Da der Mensch ein soziales Wesen ist, fühlt er sich normalerweise zu zweit wohler als allein, und so floriert auch das Geschäft mit der Partnersuche. Trotzdem nimmt die Zahl der Singlehaushalte in Deutschland zu.

„Verliebt, verlobt, verheiratet, so heißt das Spiel zu zwein / Verliebt, verlobt, verheiratet, da sag ich Dir nicht Nein …“

Für die meisten Menschen ist die Hochzeit eines der wichtigsten Ereignisse in ihrem Leben. Der Tag der Eheschließung ist mit Hoffnungen und Erwartungen verbunden, doch nicht immer hält eine Partnerschaft bis zum Lebensende. Statistiken zeigen, dass die Zahl der Einpersonenhaushalte in Deutschland seit Beginn der 1990er-Jahre stetig gestiegen ist. Gründe dafür können eine Scheidung oder der Tod des Partners sein. Und dann gibt es noch zahlreiche Junggesellinnen und Junggesellen – aus Überzeugung oder weil die beziehungsweise der Richtige noch nicht gefunden wurde.

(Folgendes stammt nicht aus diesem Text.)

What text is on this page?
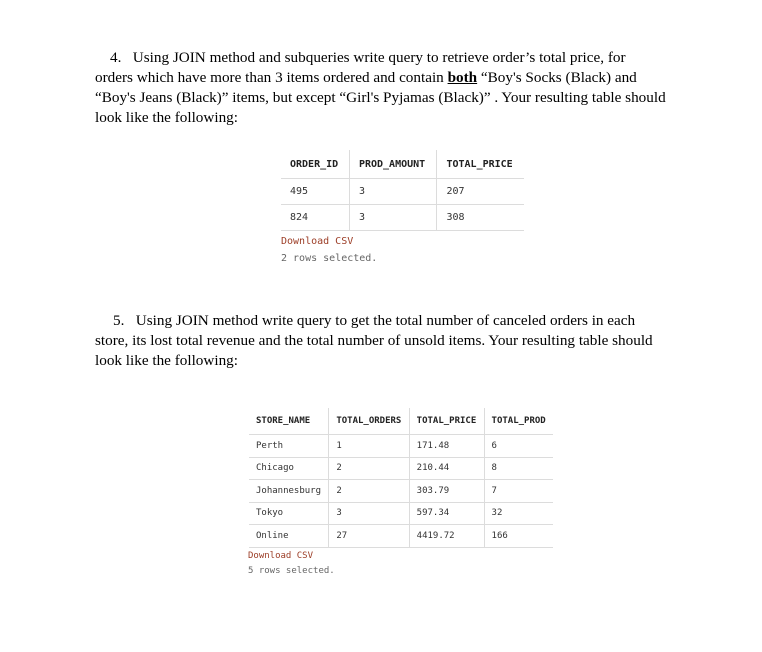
4. Using JOIN method and subqueries write query to retrieve order’s total price, for
orders which have more than 3 items ordered and contain both “Boy's Socks (Black) and
“Boy's Jeans (Black)” items, but except “Girl's Pyjamas (Black)” . Your resulting table should
look like the following:
ORDER_ID	PROD_AMOUNT	TOTAL_PRICE
495	3	207
824	3	308
Download CSV
2 rows selected.
5. Using JOIN method write query to get the total number of canceled orders in each
store, its lost total revenue and the total number of unsold items. Your resulting table should
look like the following:
STORE_NAME	TOTAL_ORDERS	TOTAL_PRICE	TOTAL_PROD
Perth	1	171.48	6
Chicago	2	210.44	8
Johannesburg	2	303.79	7
Tokyo	3	597.34	32
Online	27	4419.72	166
Download CSV
5 rows selected.
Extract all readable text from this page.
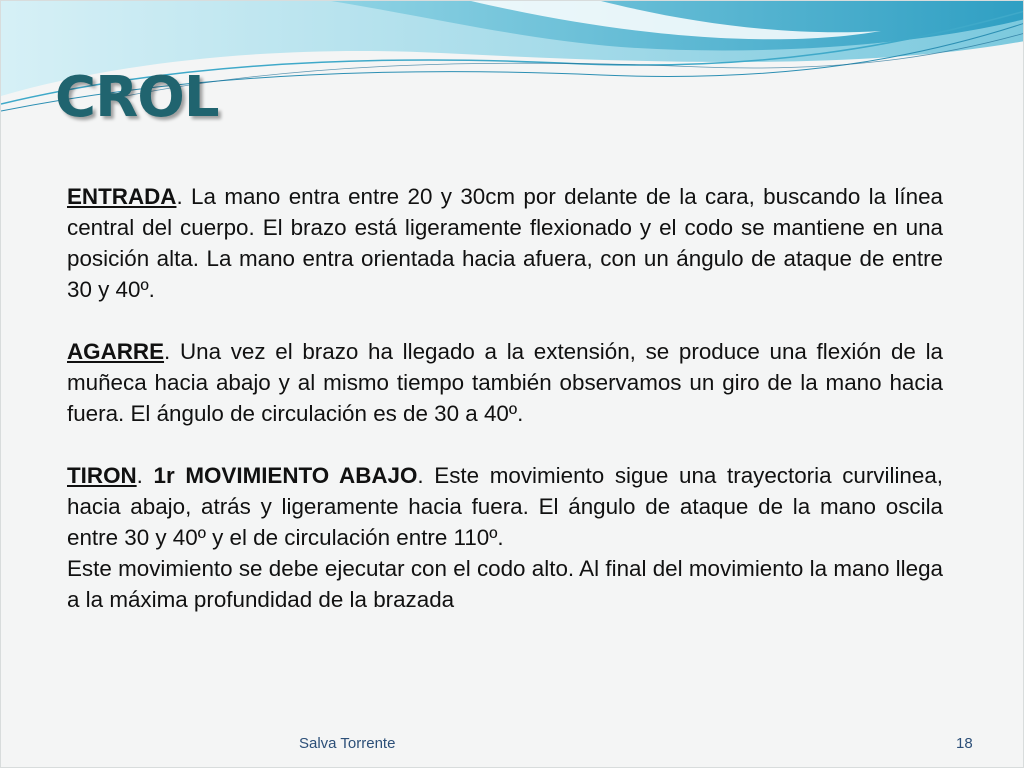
CROL

ENTRADA. La mano entra entre 20 y 30cm por delante de la cara, buscando la línea central del cuerpo. El brazo está ligeramente flexionado y el codo se mantiene en una posición alta. La mano entra orientada hacia afuera, con un ángulo de ataque de entre 30 y 40º.

AGARRE. Una vez el brazo ha llegado a la extensión, se produce una flexión de la muñeca hacia abajo y al mismo tiempo también observamos un giro de la mano hacia fuera. El ángulo de circulación es de 30 a 40º.

TIRON. 1r MOVIMIENTO ABAJO. Este movimiento sigue una trayectoria curvilinea, hacia abajo, atrás y ligeramente hacia fuera. El ángulo de ataque de la mano oscila entre 30 y 40º y el de circulación entre 110º.

Este movimiento se debe ejecutar con el codo alto. Al final del movimiento la mano llega a la máxima profundidad de la brazada

Salva Torrente	18
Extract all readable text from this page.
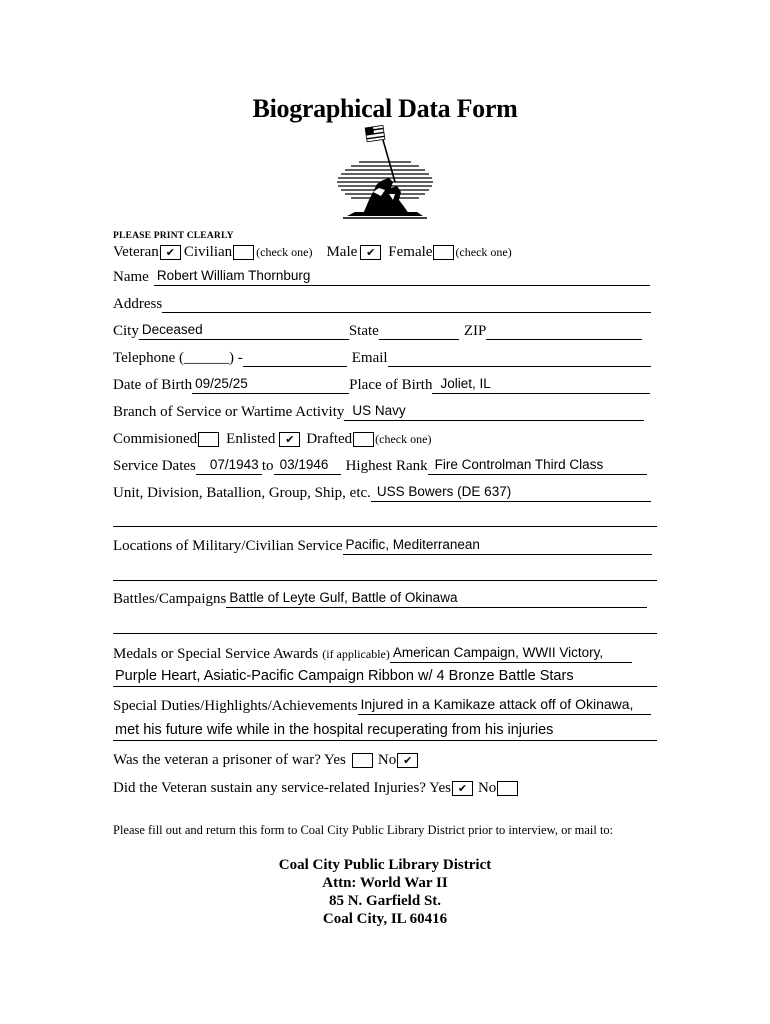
Biographical Data Form
PLEASE PRINT CLEARLY
Veteran ✔ Civilian (check one) Male ✔ Female (check one)
Name Robert William Thornburg
Address
City Deceased	State	ZIP
Telephone (______) -	Email
Date of Birth 09/25/25	Place of Birth Joliet, IL
Branch of Service or Wartime Activity US Navy
Commisioned Enlisted ✔ Drafted (check one)
Service Dates 07/1943 to 03/1946 Highest Rank Fire Controlman Third Class
Unit, Division, Batallion, Group, Ship, etc. USS Bowers (DE 637)
Locations of Military/Civilian Service Pacific, Mediterranean
Battles/Campaigns Battle of Leyte Gulf, Battle of Okinawa
Medals or Special Service Awards (if applicable) American Campaign, WWII Victory,
Purple Heart, Asiatic-Pacific Campaign Ribbon w/ 4 Bronze Battle Stars
Special Duties/Highlights/Achievements Injured in a Kamikaze attack off of Okinawa,
met his future wife while in the hospital recuperating from his injuries
Was the veteran a prisoner of war? Yes No ✔
Did the Veteran sustain any service-related Injuries? Yes ✔ No
Please fill out and return this form to Coal City Public Library District prior to interview, or mail to:
Coal City Public Library District
Attn: World War II
85 N. Garfield St.
Coal City, IL 60416
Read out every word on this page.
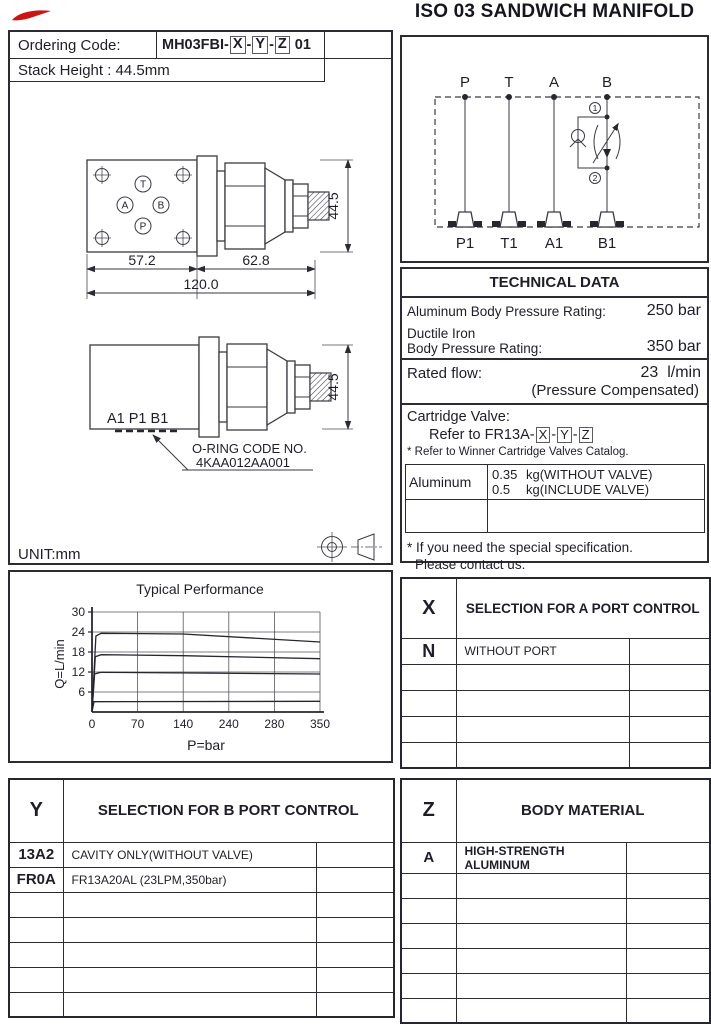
ISO 03 SANDWICH MANIFOLD
Ordering Code:	MH03FBI- X - Y - Z
01
Stack Height : 44.5mm
T
A	B
P
57.2	62.8
120.0
44.5
A1 P1 B1
O-RING CODE NO.
4KAA012AA001
44.5
UNIT:mm
P T A	B
1
2
P1 T1 A1 B1
TECHNICAL DATA
Aluminum Body Pressure Rating:	250 bar
Ductile Iron
Body Pressure Rating:	350 bar
Rated flow:	23 l/min
(Pressure Compensated)
Cartridge Valve:
Refer to FR13A- X - Y - Z
* Refer to Winner Cartridge Valves Catalog.
Aluminum	0.35 kg(WITHOUT VALVE)
0.5 kg(INCLUDE VALVE)

* If you need the special specification.
Please contact us.
Typical Performance
Q=L/min
P=bar
6
12
18
24
30
0	70 140 240 280 350
X	SELECTION FOR A PORT CONTROL	
N	WITHOUT PORT	

Y	SELECTION FOR B PORT CONTROL	
13A2	CAVITY ONLY(WITHOUT VALVE)	
FR0A	FR13A20AL (23LPM,350bar)	

Z	BODY MATERIAL	
A	HIGH-STRENGTH ALUMINUM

Früher war das alles ganz einfach: Jahrhundertelang wurde man von den Eltern verkuppelt. Später dann, als man sich selbst seinen Partner aussuchen durfte, ging man am Sonntagnachmittag zum Tanztee und hoffte, dass sich im schummerigen Licht des Lokals irgendwann ein Funke der Leidenschaft entzünden würde, oder zu Dorffesten, die nicht selten auch eine Art Heiratsmarkt waren. Heutzutage ist die Partnersuche eine Wissenschaft für sich. Es gibt bestimmt hundert und eine Möglichkeit, den Richtigen oder die Richtige fürs Leben zu finden – ob mit oder ohne Trauschein. Dazu gehören Partnervermittlungs- und Singlebörsen im Internet, Blind Date- und Speed-Dating-Veranstaltungen, Kuppelshows im deutschen Fernsehen oder auch die traditionelle Kontaktanzeige in einer Tages- oder Wochenzeitung. Das Geschäft mit den einsamen Herzen floriert.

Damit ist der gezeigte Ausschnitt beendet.